In the NFC, Atlanta hasn't sold me yet, but I haven't had many opportunities to see them play. I do know the Steelers beat them using a third string quarterback. Green Bay looks better than Philadelphia or Chicago right now, but that's not saying all that much. The Saints started slow and had a few letdowns even after they got rolling, but they looked very good in must win games against the Steelers and Falcons. Last year's Super Bowl win was no fluke and I'm picking the Saints to repeat in the NFC. I know someone from the NFC West will also be in the playoffs, but, seriously... Pats, Steelers and Ravens are all playing better than anyone in the NFC right now, and I would pick any of them to win the Super Bowl if they can get there. If I'm right and it comes down to a battle of the black and gold, I'm looking for the Steelers to beat the Saints in a very close game - a defensive struggle for three quarters that opens up in the last fifteen minutes.

Saturday, January 1, 2011

"Stretch" Under Review

Stretch - The Unlikely Making of a Yoga Dude by Neal Pollack is uncomfortably close to a book I wanted to write. If that's not enough of a bias disclosure for you, then reader beware: this entire entry is written under the coercive pressure of a New Year's resolution. Stretch is, mostly, Mr. Pollack's memoir of his own journey through the world of yoga, and it comes close to being a great read.

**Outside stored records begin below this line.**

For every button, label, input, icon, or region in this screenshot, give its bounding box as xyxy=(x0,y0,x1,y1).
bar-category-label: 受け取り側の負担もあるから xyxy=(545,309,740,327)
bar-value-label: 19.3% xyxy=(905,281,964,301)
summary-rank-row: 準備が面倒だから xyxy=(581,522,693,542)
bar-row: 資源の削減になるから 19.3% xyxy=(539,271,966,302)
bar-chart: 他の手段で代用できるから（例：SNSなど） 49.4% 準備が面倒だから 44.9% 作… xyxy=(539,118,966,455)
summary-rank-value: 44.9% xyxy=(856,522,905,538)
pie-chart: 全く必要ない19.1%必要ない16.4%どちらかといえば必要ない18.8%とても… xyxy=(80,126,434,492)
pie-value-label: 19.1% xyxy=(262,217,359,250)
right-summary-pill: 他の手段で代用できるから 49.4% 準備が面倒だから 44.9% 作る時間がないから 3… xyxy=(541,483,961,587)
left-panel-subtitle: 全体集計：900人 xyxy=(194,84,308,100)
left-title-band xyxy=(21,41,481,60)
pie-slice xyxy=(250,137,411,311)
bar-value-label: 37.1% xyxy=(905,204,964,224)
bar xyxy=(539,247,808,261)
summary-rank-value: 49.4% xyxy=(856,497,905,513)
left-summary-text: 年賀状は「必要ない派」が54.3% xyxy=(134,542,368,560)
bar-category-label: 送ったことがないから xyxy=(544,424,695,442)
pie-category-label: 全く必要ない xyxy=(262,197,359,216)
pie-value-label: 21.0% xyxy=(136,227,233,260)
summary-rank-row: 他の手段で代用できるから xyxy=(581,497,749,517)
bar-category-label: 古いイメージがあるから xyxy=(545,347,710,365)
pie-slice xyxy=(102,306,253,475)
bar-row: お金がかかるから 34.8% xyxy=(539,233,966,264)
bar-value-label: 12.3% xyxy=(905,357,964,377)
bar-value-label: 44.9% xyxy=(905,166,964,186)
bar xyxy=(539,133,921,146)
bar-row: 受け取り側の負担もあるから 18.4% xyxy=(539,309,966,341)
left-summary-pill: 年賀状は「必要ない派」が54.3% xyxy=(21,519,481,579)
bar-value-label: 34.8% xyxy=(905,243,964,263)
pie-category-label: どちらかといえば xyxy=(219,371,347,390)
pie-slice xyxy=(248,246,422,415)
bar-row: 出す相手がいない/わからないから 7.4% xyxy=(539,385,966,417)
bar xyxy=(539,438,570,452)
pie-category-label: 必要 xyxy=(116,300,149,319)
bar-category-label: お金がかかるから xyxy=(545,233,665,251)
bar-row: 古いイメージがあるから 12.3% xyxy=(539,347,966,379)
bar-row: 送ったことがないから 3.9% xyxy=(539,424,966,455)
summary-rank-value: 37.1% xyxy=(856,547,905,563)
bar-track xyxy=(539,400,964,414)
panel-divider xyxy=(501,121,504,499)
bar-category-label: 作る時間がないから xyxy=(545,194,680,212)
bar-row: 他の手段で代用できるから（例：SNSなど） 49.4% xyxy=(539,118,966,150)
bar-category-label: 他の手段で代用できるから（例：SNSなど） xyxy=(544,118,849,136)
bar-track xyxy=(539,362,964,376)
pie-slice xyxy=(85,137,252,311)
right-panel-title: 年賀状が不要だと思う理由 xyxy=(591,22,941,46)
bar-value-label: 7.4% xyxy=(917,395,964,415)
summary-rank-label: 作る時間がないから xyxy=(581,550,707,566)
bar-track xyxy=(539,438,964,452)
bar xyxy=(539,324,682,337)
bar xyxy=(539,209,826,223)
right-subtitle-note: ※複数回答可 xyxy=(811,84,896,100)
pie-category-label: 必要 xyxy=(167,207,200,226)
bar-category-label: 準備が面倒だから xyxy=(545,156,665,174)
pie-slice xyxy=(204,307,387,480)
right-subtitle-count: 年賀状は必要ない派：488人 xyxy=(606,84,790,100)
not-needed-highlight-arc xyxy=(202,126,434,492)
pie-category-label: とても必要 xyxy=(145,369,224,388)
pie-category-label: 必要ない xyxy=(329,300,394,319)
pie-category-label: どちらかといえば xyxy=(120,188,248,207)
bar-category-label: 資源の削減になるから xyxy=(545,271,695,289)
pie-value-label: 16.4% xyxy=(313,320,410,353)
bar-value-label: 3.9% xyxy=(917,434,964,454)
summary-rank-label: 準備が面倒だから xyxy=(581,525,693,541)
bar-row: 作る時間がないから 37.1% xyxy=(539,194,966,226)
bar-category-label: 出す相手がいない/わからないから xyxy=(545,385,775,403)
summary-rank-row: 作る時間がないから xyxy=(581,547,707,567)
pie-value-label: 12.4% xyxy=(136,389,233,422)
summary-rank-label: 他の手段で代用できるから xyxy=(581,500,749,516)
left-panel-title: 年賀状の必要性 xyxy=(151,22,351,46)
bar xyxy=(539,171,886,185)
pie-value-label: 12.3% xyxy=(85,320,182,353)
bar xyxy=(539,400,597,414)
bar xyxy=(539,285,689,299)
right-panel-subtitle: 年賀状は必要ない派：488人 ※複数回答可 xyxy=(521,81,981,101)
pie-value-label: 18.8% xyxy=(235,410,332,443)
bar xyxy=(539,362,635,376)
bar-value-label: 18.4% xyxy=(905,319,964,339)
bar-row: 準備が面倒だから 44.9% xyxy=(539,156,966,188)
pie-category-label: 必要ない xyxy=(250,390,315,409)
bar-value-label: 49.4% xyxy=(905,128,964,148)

There is humor, even a few laugh out loud moments, as Pollack takes advantage of the chasm between the yoga ideal (or in some cases, stereotype) and his cynical, dissolute self. The funny stuff is funny enough so I wanted more. Yoga produces a surprising amount of humor, and Stretch could have mined some additional veins. Watch this space for a chart comparing some well known schools/disciplines/styles of Yoga, you will see what I mean.

Stretch also sideswipes a fair amount of information on yoga's history, current schools of yoga practice and some of the "stars" of yoga. Pollack is stretching the memoir format at times, but he finds a nice balance. A few sections stop just short of "author uses elementary level research to pad book" but on the whole I learned a lot of interesting stuff with more laughs than pain. If Mr. Pollack issues his own version of the Vedas, I'll be eager to read them.

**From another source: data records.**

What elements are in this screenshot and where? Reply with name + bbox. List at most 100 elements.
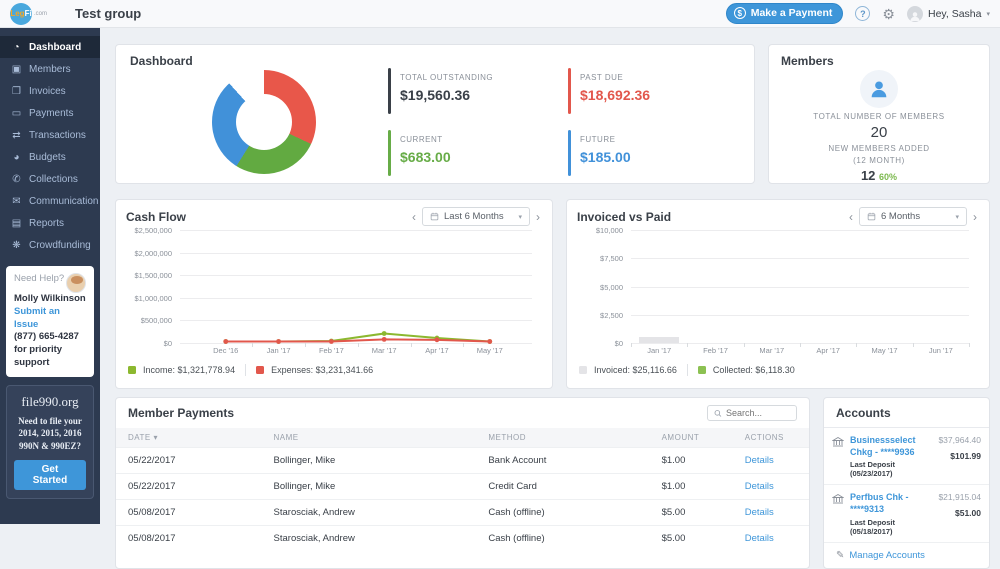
submit-issue-link[interactable]: Submit an Issue: [14, 305, 60, 330]
sidebar-item-transactions[interactable]: ⇄ Transactions: [0, 124, 100, 146]
invoiced-legend-text: Invoiced: $25,116.66: [594, 365, 677, 375]
top-bar: Leg Fi .com Test group $ Make a Payment ?…: [0, 0, 1000, 28]
payment-method: Credit Card: [476, 473, 650, 500]
make-a-payment-button[interactable]: $ Make a Payment: [725, 3, 844, 24]
sidebar-item-payments[interactable]: ▭ Payments: [11, 107, 74, 119]
table-row: 05/22/2017 Bollinger, Mike Bank Account …: [116, 447, 809, 474]
sidebar-item-communication[interactable]: ✉ Communication: [0, 190, 100, 212]
member-payments-title: Member Payments: [128, 406, 235, 420]
payments-search[interactable]: [707, 405, 797, 421]
payment-name: Bollinger, Mike: [261, 447, 477, 474]
member-person-icon: [860, 70, 898, 108]
cash-flow-card: Cash Flow ‹ Last 6 Months ▾ › $2,500,000…: [115, 199, 553, 389]
file990-text: Need to file your 2014, 2015, 2016 990N …: [18, 415, 82, 452]
account-balance: $21,915.04: [938, 492, 981, 503]
x-axis-tick-label: Jan '17: [266, 346, 291, 355]
legfi-logo-icon: Leg Fi: [10, 2, 32, 25]
details-link[interactable]: Details: [732, 499, 809, 526]
payment-date: 05/08/2017: [116, 499, 262, 526]
calendar-icon: [867, 212, 876, 221]
sidebar-item-collections[interactable]: ✆ Collections: [0, 168, 100, 190]
y-axis-tick-label: $7,500: [600, 254, 623, 264]
chevron-left-icon[interactable]: ‹: [412, 209, 416, 224]
details-link[interactable]: Details: [732, 447, 809, 474]
details-link[interactable]: Details: [732, 525, 809, 551]
x-axis-tick: [357, 343, 359, 347]
support-phone: (877) 665-4287: [14, 331, 79, 343]
metric-color-bar: [568, 68, 571, 114]
payments-icon: ▭: [11, 107, 22, 119]
y-axis-tick-label: $0: [163, 339, 172, 348]
pencil-icon: ✎: [836, 549, 845, 561]
chevron-down-icon: ▾: [518, 213, 522, 221]
sidebar-item-budgets[interactable]: ◕ Budgets: [0, 146, 100, 168]
sidebar-item-dashboard[interactable]: ◔ Dashboard: [0, 36, 100, 58]
chevron-right-icon[interactable]: ›: [536, 209, 540, 224]
user-menu[interactable]: Hey, Sasha ▾: [906, 5, 990, 22]
x-axis-tick-label: May '17: [871, 346, 898, 355]
payment-method: Bank Account: [476, 447, 650, 474]
legfi-logo[interactable]: Leg Fi .com: [10, 2, 48, 25]
cash-flow-plot: $2,500,000 $2,000,000 $1,500,000 $1,000,000…: [126, 226, 540, 358]
reports-icon: ▤: [11, 217, 22, 229]
dashboard-icon: ◔: [13, 41, 20, 53]
payment-amount: $5.00: [649, 525, 733, 551]
transactions-icon: ⇄: [12, 129, 21, 141]
account-name-link[interactable]: Businessselect Chkg - ****9936: [850, 435, 916, 457]
income-legend-text: Income: $1,321,778.94: [143, 365, 236, 375]
payment-date: 05/08/2017: [116, 525, 262, 551]
column-header-name[interactable]: NAME: [261, 428, 477, 448]
income-swatch: [128, 366, 136, 374]
x-axis-tick: [969, 343, 970, 347]
x-axis-tick-label: Dec '16: [213, 346, 239, 355]
column-header-method[interactable]: METHOD: [476, 428, 650, 448]
y-axis-tick-label: $2,500: [600, 310, 623, 320]
metric-color-bar: [568, 130, 571, 176]
new-members-label: NEW MEMBERS ADDED: [828, 144, 930, 153]
expenses-swatch: [256, 366, 265, 374]
metric-future: FUTURE $185.00: [568, 130, 718, 176]
y-axis-tick-label: $1,500,000: [134, 271, 172, 281]
members-icon: ▣: [11, 63, 22, 75]
help-icon[interactable]: ?: [855, 6, 871, 21]
x-axis-tick-label: Mar '17: [371, 346, 397, 355]
x-axis-tick-label: Apr '17: [425, 346, 449, 355]
chevron-right-icon[interactable]: ›: [973, 209, 977, 224]
payment-method: Cash (offline): [476, 499, 650, 526]
cash-flow-title: Cash Flow: [126, 209, 187, 224]
cash-flow-legend: Income: $1,321,778.94 Expenses: $3,231,3…: [126, 364, 540, 376]
payment-date: 05/22/2017: [116, 447, 262, 474]
account-last-deposit: Last Deposit (05/23/2017): [850, 460, 896, 479]
cash-flow-range-dropdown[interactable]: Last 6 Months ▾: [422, 207, 530, 226]
total-members-label: TOTAL NUMBER OF MEMBERS: [813, 112, 945, 121]
accounts-card: Accounts Businessselect Chkg - ****9936 …: [823, 397, 990, 569]
chevron-left-icon[interactable]: ‹: [849, 209, 853, 224]
x-axis-tick: [631, 343, 632, 347]
sidebar-item-crowdfunding[interactable]: ❋ Crowdfunding: [0, 234, 100, 256]
gridline: [180, 320, 532, 322]
search-input[interactable]: [726, 408, 790, 418]
group-name: Test group: [75, 6, 142, 21]
manage-accounts-link[interactable]: ✎ Manage Accounts: [836, 549, 925, 561]
x-axis-tick-label: Jun '17: [928, 346, 953, 355]
logo-com-suffix: .com: [34, 10, 48, 17]
payment-amount: $1.00: [649, 473, 733, 500]
sidebar-item-invoices[interactable]: ❐ Invoices: [0, 80, 100, 102]
get-started-button[interactable]: Get Started: [14, 459, 86, 490]
details-link[interactable]: Details: [732, 473, 809, 500]
column-header-date[interactable]: DATE ▾: [116, 428, 262, 448]
account-name-link[interactable]: Perfbus Chk - ****9313: [850, 492, 909, 515]
chevron-down-icon: ▾: [986, 10, 990, 18]
metric-color-bar: [388, 68, 391, 114]
main-content: Dashboard TOTAL OUTSTANDING $19,560.36 P…: [100, 28, 1000, 569]
gear-icon[interactable]: ⚙: [882, 5, 895, 22]
invoiced-range-dropdown[interactable]: 6 Months ▾: [859, 207, 967, 226]
column-header-amount[interactable]: AMOUNT: [649, 428, 733, 448]
x-axis-tick: [252, 343, 254, 347]
gridline: [631, 230, 969, 231]
sidebar-item-members[interactable]: ▣ Members: [11, 63, 71, 75]
sidebar-item-reports[interactable]: ▤ Reports: [11, 217, 65, 229]
communication-icon: ✉: [12, 195, 21, 207]
payment-method: Cash (offline): [476, 525, 650, 551]
invoiced-plot: $10,000 $7,500 $5,000 $2,500 $0 Jan '17 Feb '1…: [577, 226, 977, 358]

The glaring failure here is lack of depth and honesty. Mr. Pollack does reveal some trying moments, but mostly he's writing as a lovable curmudgeon. One who doesn't want to look very hard at why he's still smoking weed on a very regular basis after years of yoga practice. One who seems to give almost no thought to his young son as he ponders extended trips for yoga teacher training programs or workshops. The result is a curmudgeon not quite so lovable as Mr. Pollack would like us to believe. Nonetheless, Stretch held my interest. Even pretty good humor is hard to find in the yoga library and painless learning is not easy to come by.